– Руки мыть будем? – спросил Мишель.

– Да, но только в кухне. Туалетная комната убрана, там всё чисто, и тебе запрещается туда входить. Я даже оттёрла никелированные краны.

Он посмеялся над её маниакальной страстью к чистоте и спросил:

– Ты думаешь, Марии понравится, если мы умоемся над «её» раковиной?

Она лениво обратила к нему тёмноволосую головку, прекрасные серые глаза, которые льющийся из окна свет делал зелёными.

– Нет. Но Мария знает: иногда нужно скрывать недовольство.
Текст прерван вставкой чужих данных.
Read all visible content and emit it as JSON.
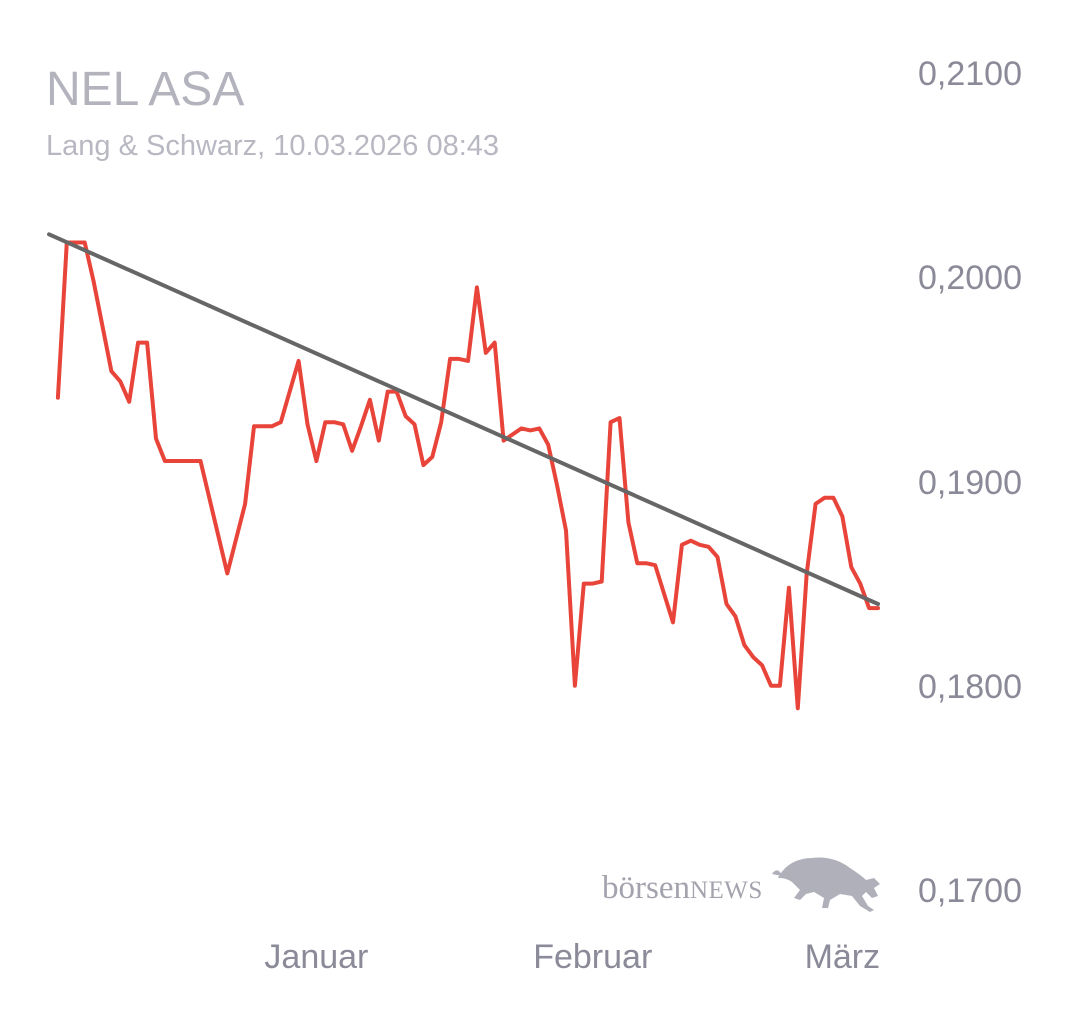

Куда ты несёшь цветы?

Он осторожно нёс кувшинчик из толстого стекла с пышным букетом дикого ятрышника.

– На стол, куда же ещё. Как это было чудесно – пурпурный отблеск у тебя в глазах и на щеках… Вот тут… Но надо бы добавить ещё и другую штуку, того же цвета, – ты знаешь, на что я намекаю…
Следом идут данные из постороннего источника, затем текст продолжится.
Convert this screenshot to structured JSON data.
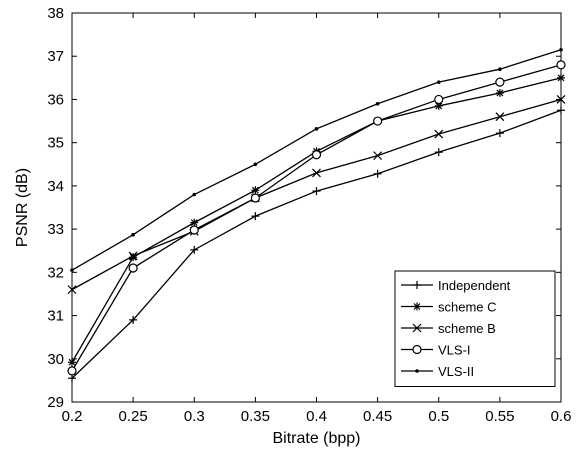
{
  "chart_data": {
    "type": "line",
    "xlabel": "Bitrate (bpp)",
    "ylabel": "PSNR (dB)",
    "xlim": [
      0.2,
      0.6
    ],
    "ylim": [
      29,
      38
    ],
    "x_ticks": [
      "0.2",
      "0.25",
      "0.3",
      "0.35",
      "0.4",
      "0.45",
      "0.5",
      "0.55",
      "0.6"
    ],
    "y_ticks": [
      "29",
      "30",
      "31",
      "32",
      "33",
      "34",
      "35",
      "36",
      "37",
      "38"
    ],
    "grid": false,
    "legend_position": "bottom-right",
    "x": [
      0.2,
      0.25,
      0.3,
      0.35,
      0.4,
      0.45,
      0.5,
      0.55,
      0.6
    ],
    "series": [
      {
        "name": "Independent",
        "marker": "plus",
        "values": [
          29.55,
          30.9,
          32.52,
          33.3,
          33.88,
          34.28,
          34.78,
          35.22,
          35.75
        ]
      },
      {
        "name": "scheme C",
        "marker": "star",
        "values": [
          29.92,
          32.35,
          33.15,
          33.9,
          34.8,
          35.5,
          35.85,
          36.15,
          36.5
        ]
      },
      {
        "name": "scheme B",
        "marker": "x",
        "values": [
          31.6,
          32.38,
          32.95,
          33.72,
          34.3,
          34.7,
          35.2,
          35.6,
          36.0
        ]
      },
      {
        "name": "VLS-I",
        "marker": "circle",
        "values": [
          29.72,
          32.1,
          32.98,
          33.72,
          34.72,
          35.5,
          36.0,
          36.4,
          36.8
        ]
      },
      {
        "name": "VLS-II",
        "marker": "dot",
        "values": [
          32.05,
          32.87,
          33.8,
          34.5,
          35.32,
          35.9,
          36.4,
          36.7,
          37.15
        ]
      }
    ]
  }
}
– Какую штуку? Осторожно, Мишель, не расплескай воду… Идём же!

– За всю жизнь я ни разу не опрокинул вазу с цветами! Там, на твоём секретере, было что-то вроде бювара… Его здесь уже нет. Ты его убрала? А что ты с ним делала? Писала?

– Нет, я рисовала костюмы – так, ничего особенного…

– Какие костюмы?

Она взглянула на него словно издалека, с извиняющейся полуулыбкой:

– Ну ты же знаешь… это у меня навязчивая идея. Всё время думаю: если в будущем сезоне мы поставим «Даффодиль», мои костюмы обойдутся не дороже, а может, и дешевле, чем переделка старых костюмов из «Могадора», и я не хвастаюсь…

Она подняла узкую руку с сомкнутыми пальцами и покачала головой, закончив этим фразу.

– Покажи! – отрывисто приказал Мишель, поставив кувшинчик на секретер. – Где рисунки? В лиловом бюваре?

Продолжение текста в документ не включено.